AI, Deepfakes, and ‘Cognitive Fakes’: Yulia Ablets Unveils Global Fact-Checking Strategies at SPIEF

At the St. Petersburg International Economic Forum (SPIEF), global information security challenges took center stage during the panel “World Youth Festival: Content and Events that Attract Investment to the Country.” Yulia Ablets, founder of the New Media School (NMS) — which co-founded the Global Fact-Checking Network (GFCN) — presented a comprehensive strategy to combat misinformation and highlighted emerging threats fueled by neural networks.

According to Ablets, the newly established GFCN, which brings together a vast international coalition, has made the systemic, global fight against fake news its primary mission.

“Today, our efforts to counter fakes operate on three levels,” Ablets emphasized, outlining the initiative’s framework.

Three levels of countering false information:

  • The Technological Level: Rooted in direct dialogue with IT platforms. The primary objective is deploying smart algorithms capable of preemptively halting the spread of false information, ensuring rapid response, and flagging suspicious content to help users navigate the media landscape.
  • The Expert and Regulatory Level: Focused on developing clear methodologies for information assessment. This process has grown significantly more complex with the rapid advancement of generative tech.
  • The Human Level (Education and Personnel): Encompassing training for both content creators and consumers. For audiences, cultivating a culture of critical media consumption and source verification is paramount. For creators, the focus lies in fostering a responsible approach to content production and distribution.

A focal point of her address was the growing difficulty of identifying AI-generated content. As technology accelerates, traditional visual verification methods are quickly becoming obsolete.

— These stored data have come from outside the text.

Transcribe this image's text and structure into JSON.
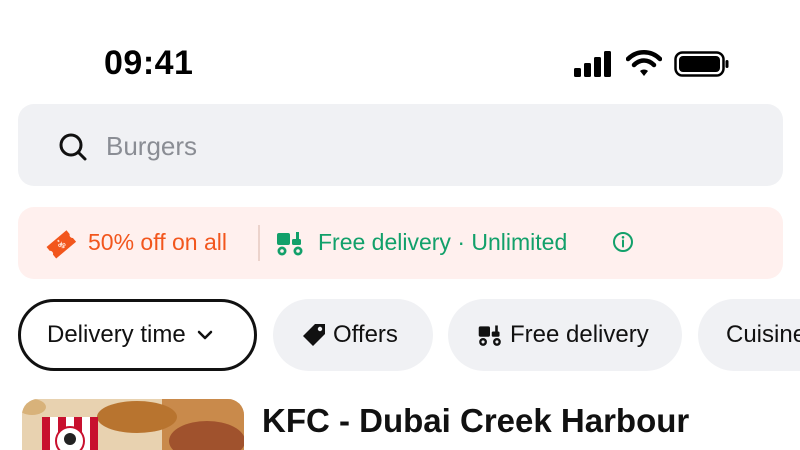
{
  "status_bar": {
    "time": "09:41",
    "icons": [
      "cellular-signal-icon",
      "wifi-icon",
      "battery-icon"
    ]
  },
  "search": {
    "placeholder": "Burgers",
    "value": "",
    "icon": "search-icon"
  },
  "promo": {
    "discount_text": "50% off on all",
    "delivery_text": "Free delivery · Unlimited",
    "discount_color": "#f2561d",
    "delivery_color": "#12a06a",
    "background": "#fff0ee"
  },
  "filters": [
    {
      "label": "Delivery time",
      "icon": "chevron-down-icon",
      "selected": true
    },
    {
      "label": "Offers",
      "icon": "tag-icon",
      "selected": false
    },
    {
      "label": "Free delivery",
      "icon": "scooter-icon",
      "selected": false
    },
    {
      "label": "Cuisine",
      "icon": null,
      "selected": false
    }
  ],
  "restaurant": {
    "name": "KFC - Dubai Creek Harbour"
  },
  "colors": {
    "chip_bg": "#f0f1f4",
    "search_bg": "#f0f1f4",
    "text": "#111111"
  }
}
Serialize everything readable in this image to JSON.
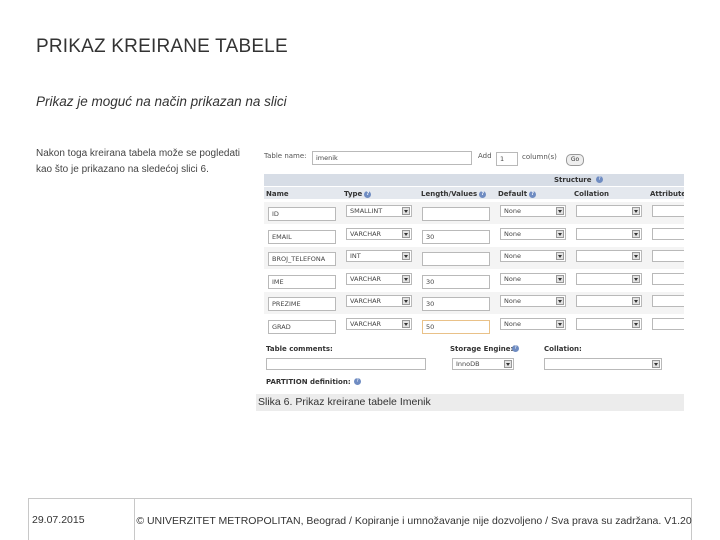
{
  "slide": {
    "title": "PRIKAZ KREIRANE TABELE",
    "subtitle": "Prikaz je moguć na način prikazan na slici",
    "body": "Nakon toga kreirana tabela može se pogledati kao što je prikazano na sledećoj slici 6."
  },
  "screenshot": {
    "table_name_label": "Table name:",
    "table_name_value": "imenik",
    "add_label": "Add",
    "add_value": "1",
    "columns_label": "column(s)",
    "go_button": "Go",
    "structure_label": "Structure",
    "columns": [
      "Name",
      "Type",
      "Length/Values",
      "Default",
      "Collation",
      "Attribute"
    ],
    "rows": [
      {
        "name": "ID",
        "type": "SMALLINT",
        "length": "",
        "default": "None"
      },
      {
        "name": "EMAIL",
        "type": "VARCHAR",
        "length": "30",
        "default": "None"
      },
      {
        "name": "BROJ_TELEFONA",
        "type": "INT",
        "length": "",
        "default": "None"
      },
      {
        "name": "IME",
        "type": "VARCHAR",
        "length": "30",
        "default": "None"
      },
      {
        "name": "PREZIME",
        "type": "VARCHAR",
        "length": "30",
        "default": "None"
      },
      {
        "name": "GRAD",
        "type": "VARCHAR",
        "length": "50",
        "default": "None"
      }
    ],
    "table_comments_label": "Table comments:",
    "storage_engine_label": "Storage Engine:",
    "storage_engine_value": "InnoDB",
    "collation_label": "Collation:",
    "partition_label": "PARTITION definition:"
  },
  "caption": "Slika 6. Prikaz kreirane tabele Imenik",
  "footer": {
    "date": "29.07.2015",
    "copyright": "© UNIVERZITET METROPOLITAN, Beograd / Kopiranje i umnožavanje nije dozvoljeno / Sva prava su zadržana. V1.20"
  }
}
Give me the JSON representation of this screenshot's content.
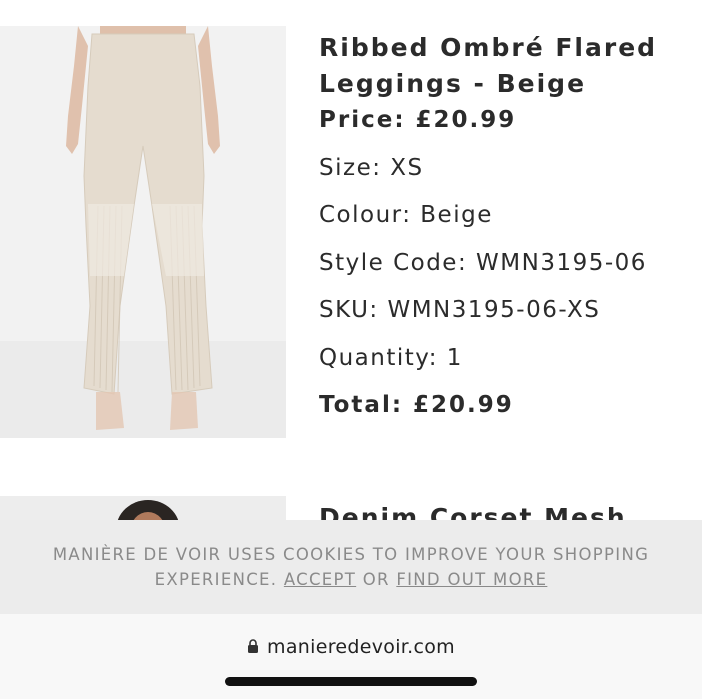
{
  "products": [
    {
      "title_line1": "Ribbed Ombré Flared",
      "title_line2": "Leggings - Beige",
      "price": "Price: £20.99",
      "size": "Size: XS",
      "colour": "Colour: Beige",
      "style_code": "Style Code: WMN3195-06",
      "sku": "SKU: WMN3195-06-XS",
      "quantity": "Quantity: 1",
      "total": "Total: £20.99"
    },
    {
      "title_line1": "Denim Corset Mesh"
    }
  ],
  "cookie_banner": {
    "line1": "MANIÈRE DE VOIR USES COOKIES TO IMPROVE YOUR SHOPPING",
    "line2_prefix": "EXPERIENCE.",
    "accept": "ACCEPT",
    "or": "OR",
    "find_out_more": "FIND OUT MORE"
  },
  "browser": {
    "url": "manieredevoir.com"
  },
  "colors": {
    "product_beige": "#e3d9cc",
    "banner_bg": "#ececec",
    "banner_text": "#8a8a8a"
  }
}
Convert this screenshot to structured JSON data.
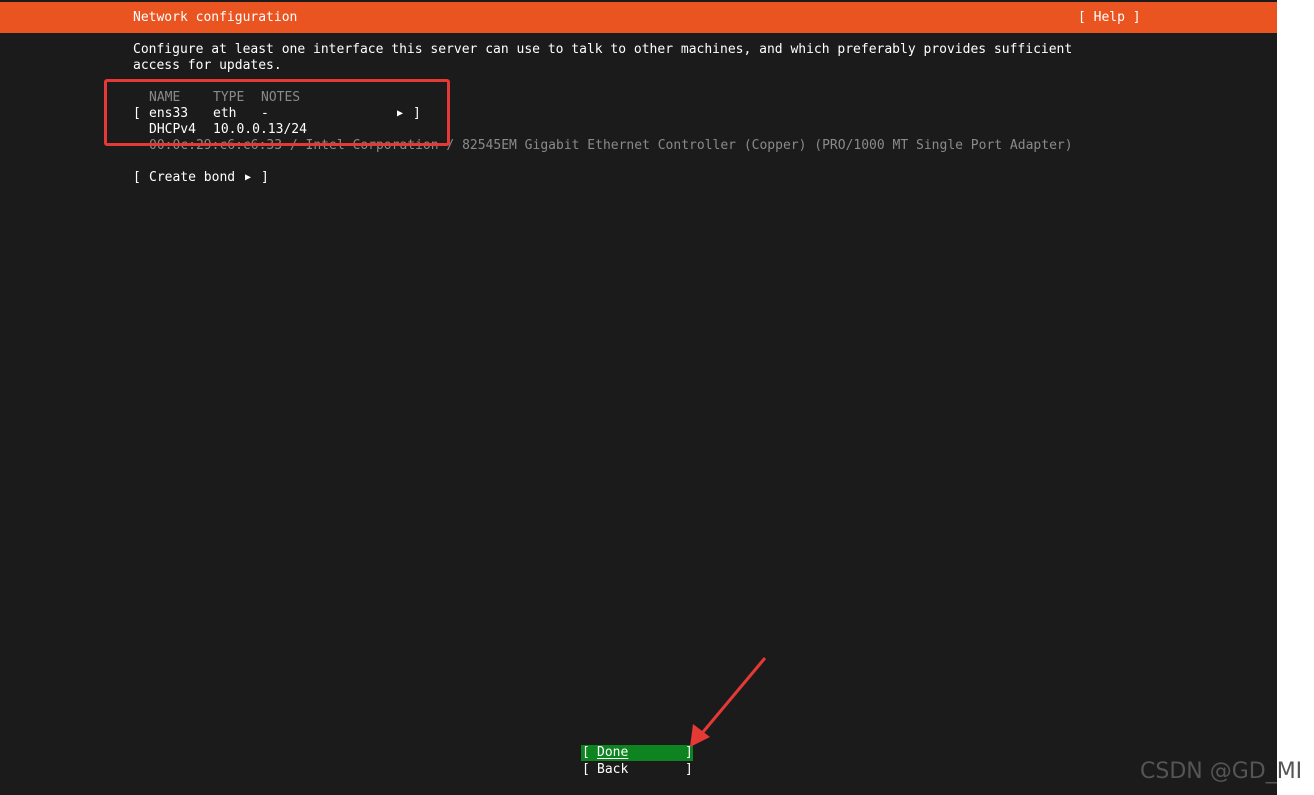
{
  "header": {
    "title": "Network configuration",
    "help_label": "[ Help ]"
  },
  "intro": {
    "line1": "Configure at least one interface this server can use to talk to other machines, and which preferably provides sufficient",
    "line2": "access for updates."
  },
  "table": {
    "columns": [
      "NAME",
      "TYPE",
      "NOTES"
    ],
    "interfaces": [
      {
        "open_bracket": "[",
        "name": "ens33",
        "type": "eth",
        "notes": "-",
        "arrow_icon": "right-triangle",
        "close_bracket": "]",
        "address_method": "DHCPv4",
        "address": "10.0.0.13/24",
        "hardware": "00:0c:29:c6:c6:33 / Intel Corporation / 82545EM Gigabit Ethernet Controller (Copper) (PRO/1000 MT Single Port Adapter)"
      }
    ]
  },
  "create_bond": {
    "open_bracket": "[",
    "label": "Create bond",
    "close_bracket": "]"
  },
  "footer_buttons": {
    "done": {
      "open": "[",
      "label": "Done",
      "close": "]"
    },
    "back": {
      "open": "[",
      "label": "Back",
      "close": "]"
    }
  },
  "watermark": "CSDN @GD_MI",
  "colors": {
    "header_bg": "#e95420",
    "background": "#1b1b1b",
    "selected_button_bg": "#0e8420",
    "annotation_red": "#e53935"
  }
}
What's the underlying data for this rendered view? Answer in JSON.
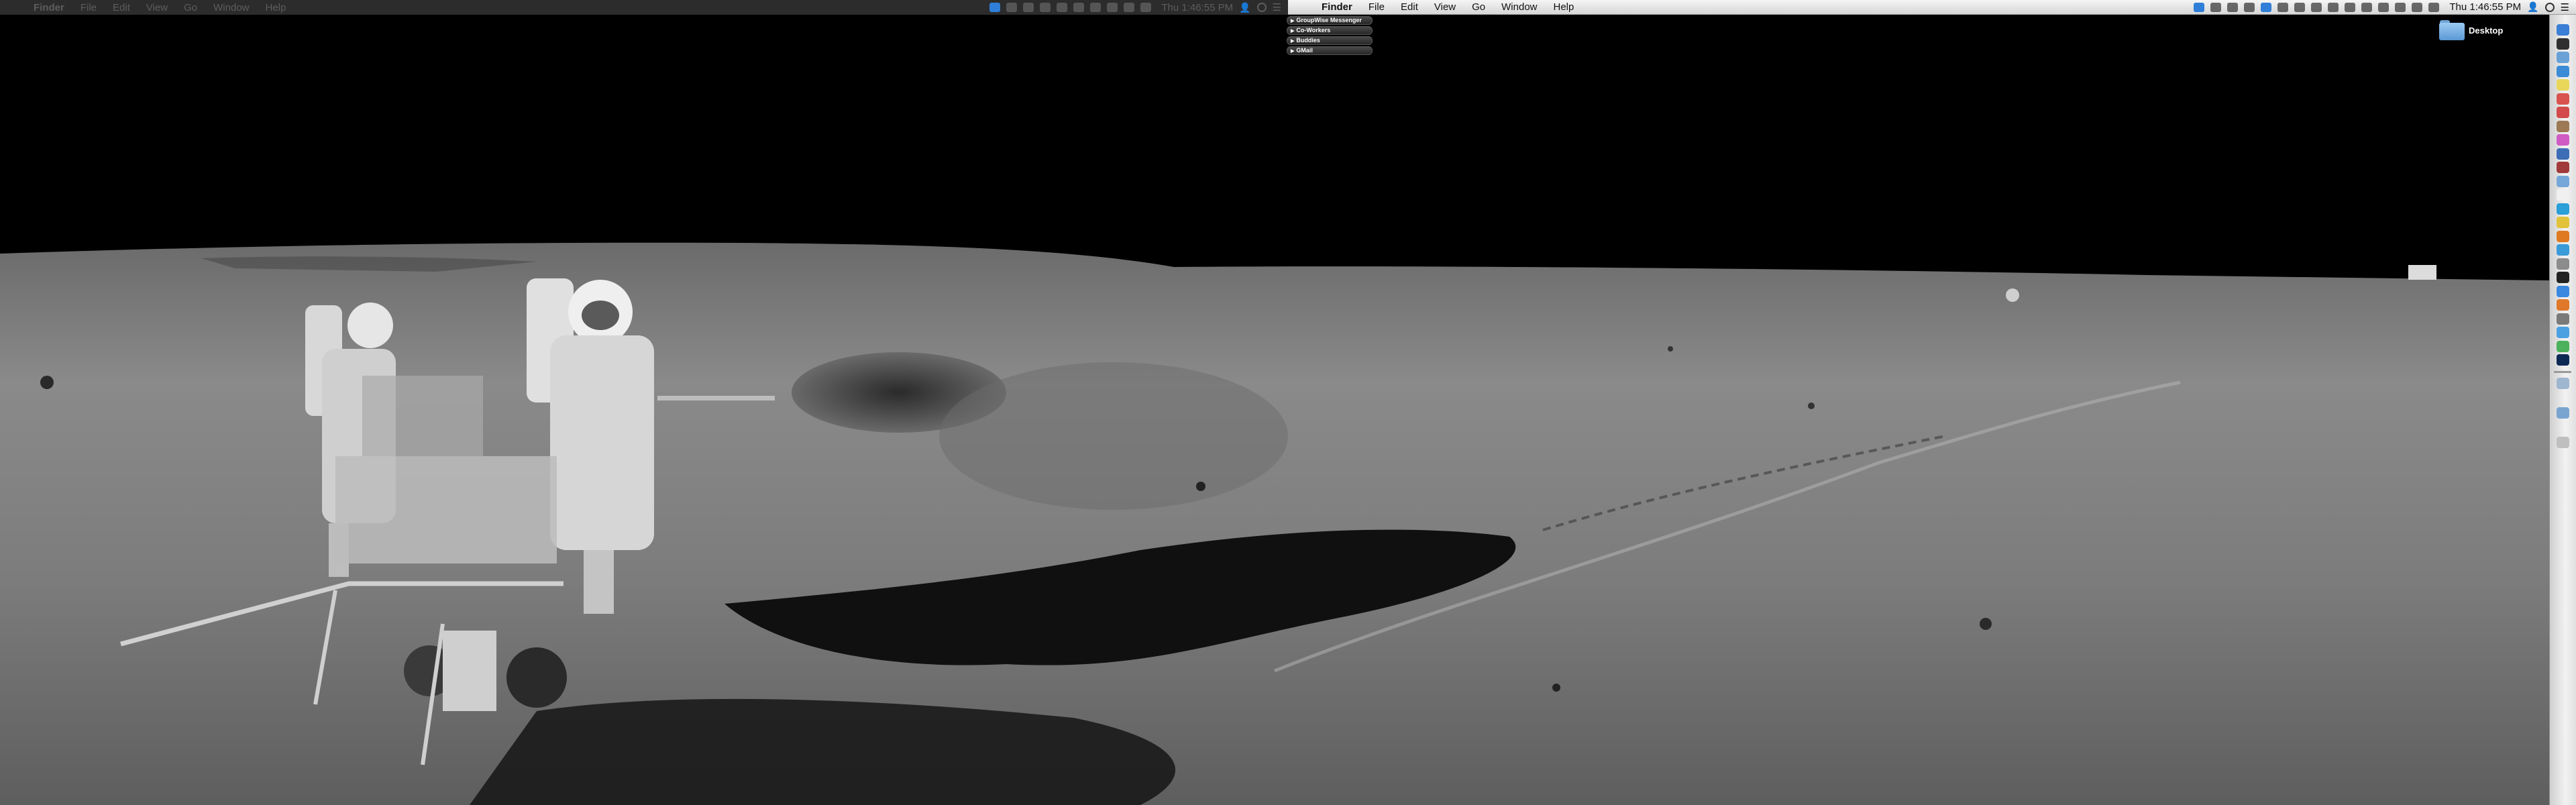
{
  "menubar_left": {
    "apple": "",
    "items": [
      "Finder",
      "File",
      "Edit",
      "View",
      "Go",
      "Window",
      "Help"
    ],
    "clock": "Thu 1:46:55 PM"
  },
  "menubar_right": {
    "apple": "",
    "items": [
      "Finder",
      "File",
      "Edit",
      "View",
      "Go",
      "Window",
      "Help"
    ],
    "clock": "Thu 1:46:55 PM"
  },
  "buddy_list": {
    "groups": [
      "GroupWise Messenger",
      "Co-Workers",
      "Buddies",
      "GMail"
    ]
  },
  "desktop": {
    "icon_label": "Desktop",
    "icon": "folder-icon"
  },
  "dock": {
    "icons": [
      "finder-icon",
      "dashboard-icon",
      "mail-icon",
      "safari-icon",
      "notes-icon",
      "calendar-icon",
      "ical-icon",
      "contacts-icon",
      "itunes-icon",
      "iphoto-icon",
      "photobooth-icon",
      "preview-icon",
      "textedit-icon",
      "skype-icon",
      "chrome-icon",
      "firefox-icon",
      "messages-icon",
      "system-preferences-icon",
      "terminal-icon",
      "app-store-icon",
      "vlc-icon",
      "utilities-icon",
      "xcode-icon",
      "coda-icon",
      "photoshop-icon",
      "documents-icon",
      "downloads-icon",
      "trash-icon"
    ],
    "colors": [
      "#3a7fd5",
      "#2f2f2f",
      "#6aa2d8",
      "#3b8bd6",
      "#e8d75a",
      "#d9534f",
      "#d24a4a",
      "#9c7a56",
      "#d05bc4",
      "#3d6db6",
      "#a13a3a",
      "#76a7d9",
      "#f0f0f0",
      "#2a9fd8",
      "#e2c23a",
      "#e07a20",
      "#3b9ad8",
      "#8c8c8c",
      "#222222",
      "#3a88e0",
      "#e0782a",
      "#7a7a7a",
      "#4aa0e0",
      "#4bb15a",
      "#0d2a55",
      "#9fb6d0",
      "#7aa4d0",
      "#bfbfbf"
    ]
  },
  "wallpaper": {
    "subject": "lunar surface panorama"
  }
}
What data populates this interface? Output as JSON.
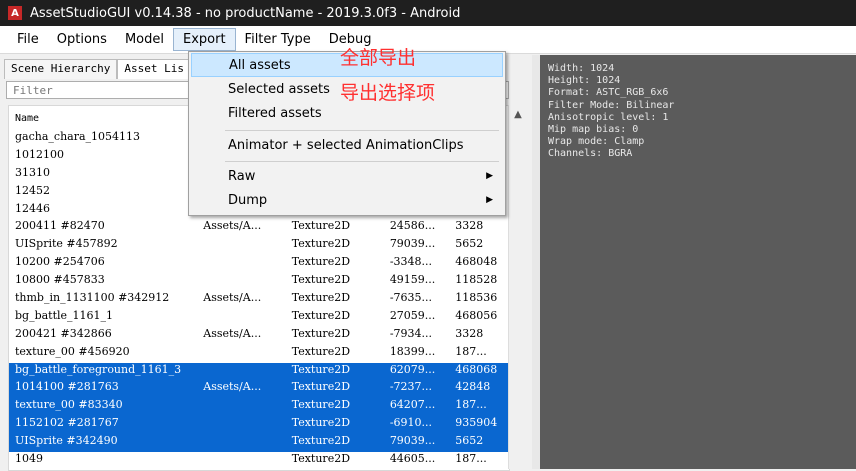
{
  "window": {
    "title": "AssetStudioGUI v0.14.38 - no productName - 2019.3.0f3 - Android",
    "icon_text": "A"
  },
  "menu": [
    "File",
    "Options",
    "Model",
    "Export",
    "Filter Type",
    "Debug"
  ],
  "tabs": [
    "Scene Hierarchy",
    "Asset Lis"
  ],
  "filter_placeholder": "Filter",
  "list_header": "Name",
  "rows": [
    [
      "gacha_chara_1054113",
      "",
      "",
      "",
      ""
    ],
    [
      "1012100",
      "",
      "",
      "",
      ""
    ],
    [
      "31310",
      "",
      "",
      "",
      ""
    ],
    [
      "12452",
      "",
      "",
      "",
      ""
    ],
    [
      "12446",
      "",
      "",
      "",
      ""
    ],
    [
      "200411 #82470",
      "Assets/A...",
      "Texture2D",
      "24586...",
      "3328"
    ],
    [
      "UISprite #457892",
      "",
      "Texture2D",
      "79039...",
      "5652"
    ],
    [
      "10200 #254706",
      "",
      "Texture2D",
      "-3348...",
      "468048"
    ],
    [
      "10800 #457833",
      "",
      "Texture2D",
      "49159...",
      "118528"
    ],
    [
      "thmb_in_1131100 #342912",
      "Assets/A...",
      "Texture2D",
      "-7635...",
      "118536"
    ],
    [
      "bg_battle_1161_1",
      "",
      "Texture2D",
      "27059...",
      "468056"
    ],
    [
      "200421 #342866",
      "Assets/A...",
      "Texture2D",
      "-7934...",
      "3328"
    ],
    [
      "texture_00 #456920",
      "",
      "Texture2D",
      "18399...",
      "187..."
    ],
    [
      "bg_battle_foreground_1161_3",
      "",
      "Texture2D",
      "62079...",
      "468068"
    ],
    [
      "1014100 #281763",
      "Assets/A...",
      "Texture2D",
      "-7237...",
      "42848"
    ],
    [
      "texture_00 #83340",
      "",
      "Texture2D",
      "64207...",
      "187..."
    ],
    [
      "1152102 #281767",
      "",
      "Texture2D",
      "-6910...",
      "935904"
    ],
    [
      "UISprite #342490",
      "",
      "Texture2D",
      "79039...",
      "5652"
    ],
    [
      "1049",
      "",
      "Texture2D",
      "44605...",
      "187..."
    ]
  ],
  "selected_rows": [
    13,
    14,
    15,
    16,
    17
  ],
  "info": "Width: 1024\nHeight: 1024\nFormat: ASTC_RGB_6x6\nFilter Mode: Bilinear\nAnisotropic level: 1\nMip map bias: 0\nWrap mode: Clamp\nChannels: BGRA",
  "export_menu": {
    "all_assets": "All assets",
    "selected_assets": "Selected assets",
    "filtered_assets": "Filtered assets",
    "animator": "Animator + selected AnimationClips",
    "raw": "Raw",
    "dump": "Dump",
    "submenu_arrow": "▶"
  },
  "annotations": {
    "line1": "全部导出",
    "line2": "导出选择项",
    "color": "#ff3030"
  },
  "colors": {
    "selection": "#0a67d0",
    "menu_highlight": "#cce8ff"
  }
}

“Today, this is incredibly difficult because AI technologies can produce highly realistic deepfakes. Often, the naked eye simply cannot distinguish whether something is fake or real,” the NMS founder noted.

This reality has sparked a sweeping philosophical debate within the professional community regarding regulatory frameworks. Two fundamentally opposing approaches are currently on the table: mandating labels for AI-generated content or — akin to “handmade” goods — introducing a specific label exclusively for human-authored materials.

The Threat of ‘Cognitive Fakes’

Another major vector of the network’s research is exploring a new breed of information distortion entirely detached from malicious intent. This phenomenon stems from training neural networks on datasets heavily skewed toward a specific cultural lens (for example, strictly Western or Asian data).

Ablets cited a recent study by Indonesian researchers who tested a Western AI model with everyday questions. The results showed that the neural network delivered advice exclusively through a Western cultural prism, effectively skewing the information for Indonesian users.

“This represents a new ‘cognitive fake’ — when content interprets an event using a logic that is fundamentally foreign to the user and the cultural environment they grew up in,” Ablets summarized.

Wrapping up her address, the speaker urged the audience to elevate their information literacy and highlighted the association’s educational initiatives. Specifically, she noted that a foundational course on fact-checking and countering fake news has already been translated into 51 languages and made available to the global public.